Here is a visualization I made in excalidraw to understand how folding the cube based on my input would work (this does not match the example above but matched the players’ input):
The whole code is available on my git server but here is the core of my solver for this puzzle:
stepOutside :: Map -> Int -> Int -> Int -> Heading -> Int -> Cursor
stepOutside m s x y h i | (t, h) == (a, N) = proceed fw (fn + rx) E
| (t, h) == (a, W) = proceed dw (ds - ry) E
| (t, h) == (b, N) = proceed (fw + rx) fs N
| (t, h) == (b, E) = proceed ee (es - ry) W
| (t, h) == (b, S) = proceed ce (cn + rx) W
| (t, h) == (c, W) = proceed (dw + ry) dn S
| (t, h) == (c, E) = proceed (bw + ry) bs N
| (t, h) == (d, N) = proceed cw (cn + rx) E
| (t, h) == (d, W) = proceed aw (as - ry) E
| (t, h) == (e, E) = proceed be (bs - ry) W
| (t, h) == (e, S) = proceed fe (fn + rx) W
| (t, h) == (f, W) = proceed (aw + ry) an S
| (t, h) == (f, S) = proceed (bw + rx) bn S
| (t, h) == (f, E) = proceed (ew + ry) es N
where
(tx, rx) = x `divMod` s
(ty, ry) = y `divMod` s
t = (tx, ty)
proceed :: Int -> Int -> Heading -> Cursor
proceed x' y' h' = case m V.! y' V.! x' of
'.' -> step m s (Cursor x' y' h') (Move $ i - 1)
'#' -> Cursor x y h
(ax, ay) = (1, 0)
(bx, by) = (2, 0)
(cx, cy) = (1, 1)
(dx, dy) = (0, 2)
(ex, ey) = (1, 2)
(fx, fy) = (0, 3)
a = (ax, ay)
b = (bx, by)
c = (cx, cy)
d = (dx, dy)
e = (ex, ey)
f = (fx, fy)
(an, as, aw, ae) = (ay * s, (ay+1)*s-1, ax *s, (ax+1)*s-1)

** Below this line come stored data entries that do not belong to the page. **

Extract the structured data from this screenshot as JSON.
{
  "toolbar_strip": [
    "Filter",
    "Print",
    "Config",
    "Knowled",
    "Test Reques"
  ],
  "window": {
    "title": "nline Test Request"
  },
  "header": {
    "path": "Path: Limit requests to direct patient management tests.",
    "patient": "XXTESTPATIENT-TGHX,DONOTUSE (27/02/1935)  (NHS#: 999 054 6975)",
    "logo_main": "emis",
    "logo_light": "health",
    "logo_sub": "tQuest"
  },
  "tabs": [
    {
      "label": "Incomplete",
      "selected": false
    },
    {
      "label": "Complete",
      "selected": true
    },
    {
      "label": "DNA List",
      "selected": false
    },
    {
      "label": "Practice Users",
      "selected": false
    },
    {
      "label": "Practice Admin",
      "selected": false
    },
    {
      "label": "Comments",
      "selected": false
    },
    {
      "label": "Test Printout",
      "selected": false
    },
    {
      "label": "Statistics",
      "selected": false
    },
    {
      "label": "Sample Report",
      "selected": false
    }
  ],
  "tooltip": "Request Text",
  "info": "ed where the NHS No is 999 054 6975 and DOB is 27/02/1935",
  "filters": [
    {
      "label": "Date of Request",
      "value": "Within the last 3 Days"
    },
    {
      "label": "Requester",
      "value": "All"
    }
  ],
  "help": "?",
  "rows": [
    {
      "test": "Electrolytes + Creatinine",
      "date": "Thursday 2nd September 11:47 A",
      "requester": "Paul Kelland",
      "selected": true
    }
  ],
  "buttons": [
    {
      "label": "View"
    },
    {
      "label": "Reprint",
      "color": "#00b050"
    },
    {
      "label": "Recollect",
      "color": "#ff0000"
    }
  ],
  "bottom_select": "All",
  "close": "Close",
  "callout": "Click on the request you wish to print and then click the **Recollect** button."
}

(bn, bs, bw, be) = (by * s, (by+1)*s-1, bx *s, (bx+1)*s-1)
(cn, cs, cw, ce) = (cy * s, (cy+1)*s-1, cx *s, (cx+1)*s-1)
(dn, ds, dw, de) = (dy * s, (dy+1)*s-1, dx *s, (dx+1)*s-1)
(en, es, ew, ee) = (ey * s, (ey+1)*s-1, ex *s, (ex+1)*s-1)

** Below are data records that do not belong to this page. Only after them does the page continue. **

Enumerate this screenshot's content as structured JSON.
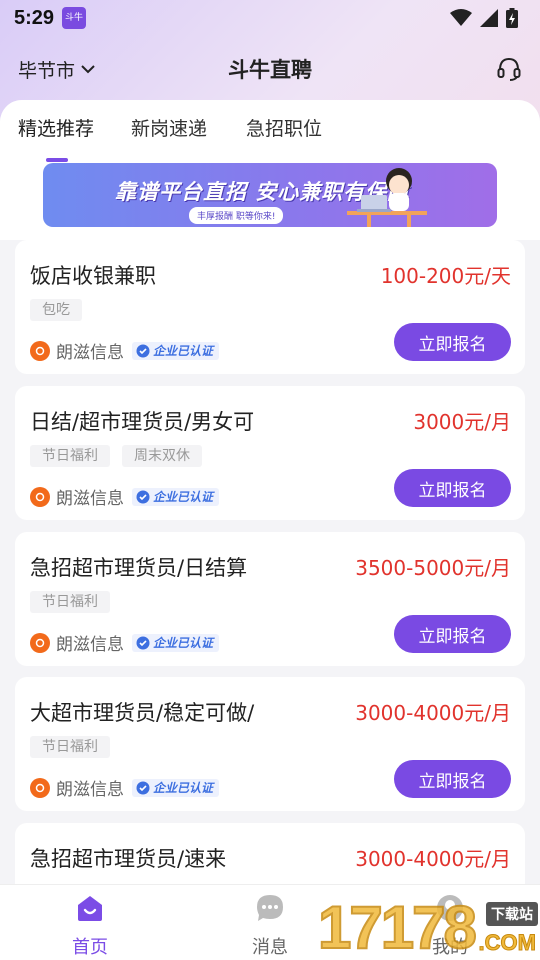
{
  "status_bar": {
    "time": "5:29",
    "app_badge": "斗牛"
  },
  "header": {
    "city": "毕节市",
    "title": "斗牛直聘"
  },
  "tabs": [
    {
      "label": "精选推荐",
      "active": true
    },
    {
      "label": "新岗速递",
      "active": false
    },
    {
      "label": "急招职位",
      "active": false
    }
  ],
  "banner": {
    "title": "靠谱平台直招 安心兼职有保障",
    "subtitle": "丰厚报酬 职等你来!"
  },
  "jobs": [
    {
      "title": "饭店收银兼职",
      "salary": "100-200元/天",
      "tags": [
        "包吃"
      ],
      "company": "朗滋信息",
      "verified": "企业已认证",
      "apply": "立即报名"
    },
    {
      "title": "日结/超市理货员/男女可",
      "salary": "3000元/月",
      "tags": [
        "节日福利",
        "周末双休"
      ],
      "company": "朗滋信息",
      "verified": "企业已认证",
      "apply": "立即报名"
    },
    {
      "title": "急招超市理货员/日结算",
      "salary": "3500-5000元/月",
      "tags": [
        "节日福利"
      ],
      "company": "朗滋信息",
      "verified": "企业已认证",
      "apply": "立即报名"
    },
    {
      "title": "大超市理货员/稳定可做/",
      "salary": "3000-4000元/月",
      "tags": [
        "节日福利"
      ],
      "company": "朗滋信息",
      "verified": "企业已认证",
      "apply": "立即报名"
    },
    {
      "title": "急招超市理货员/速来",
      "salary": "3000-4000元/月"
    }
  ],
  "bottom_nav": [
    {
      "label": "首页",
      "icon": "home-icon",
      "active": true
    },
    {
      "label": "消息",
      "icon": "message-icon",
      "active": false
    },
    {
      "label": "我的",
      "icon": "profile-icon",
      "active": false
    }
  ],
  "watermark": {
    "digits": "17178",
    "badge": "下载站",
    "suffix": ".COM"
  },
  "colors": {
    "accent": "#7a4ae3",
    "salary": "#e1332d",
    "verified": "#3d6fe0"
  }
}
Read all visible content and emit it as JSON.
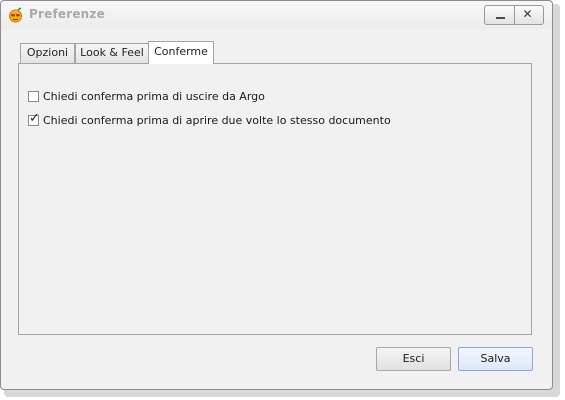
{
  "window": {
    "title": "Preferenze",
    "minimize_icon": "minimize-icon",
    "close_icon": "close-icon",
    "close_glyph": "✕"
  },
  "tabs": [
    {
      "label": "Opzioni",
      "selected": false
    },
    {
      "label": "Look & Feel",
      "selected": false
    },
    {
      "label": "Conferme",
      "selected": true
    }
  ],
  "confirm_options": [
    {
      "label": "Chiedi conferma prima di uscire da Argo",
      "checked": false
    },
    {
      "label": "Chiedi conferma prima di aprire due volte lo stesso documento",
      "checked": true
    }
  ],
  "check_glyph": "✓",
  "buttons": {
    "cancel_label": "Esci",
    "save_label": "Salva"
  },
  "colors": {
    "title_text": "#a9a9a9",
    "save_button_accent": "#dde7fb"
  }
}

(fn, fs, fw, fe) = (fy * s, (fy+1)*s-1, fx *s, (fx+1)*s-1)
This stepOutside function takes in argument the map, its size, the cursor’s (x, y) position and heading h, while i is the number of steps to perform. I first compute on which face the cursor is, and based on its heading where it should end up. I then use the faces coordinates to compute the final position, being careful to follow on the schematic how the transition is performed.
Conclusion
The next days where quite a lot easier than this one. Haskell is really a great language for puzzle solving thanks to its excellent parsing capabilities and its incredible type system.
A great thing that should speak of Haskell’s qualities is that it is the second year of advent of code that I completed all 25 days: both times it was thanks to Haskell! I think I should revisit the years 2021 that I did with Go next: I stopped on day 19 because it involved a three dimensional puzzle that was quite difficult.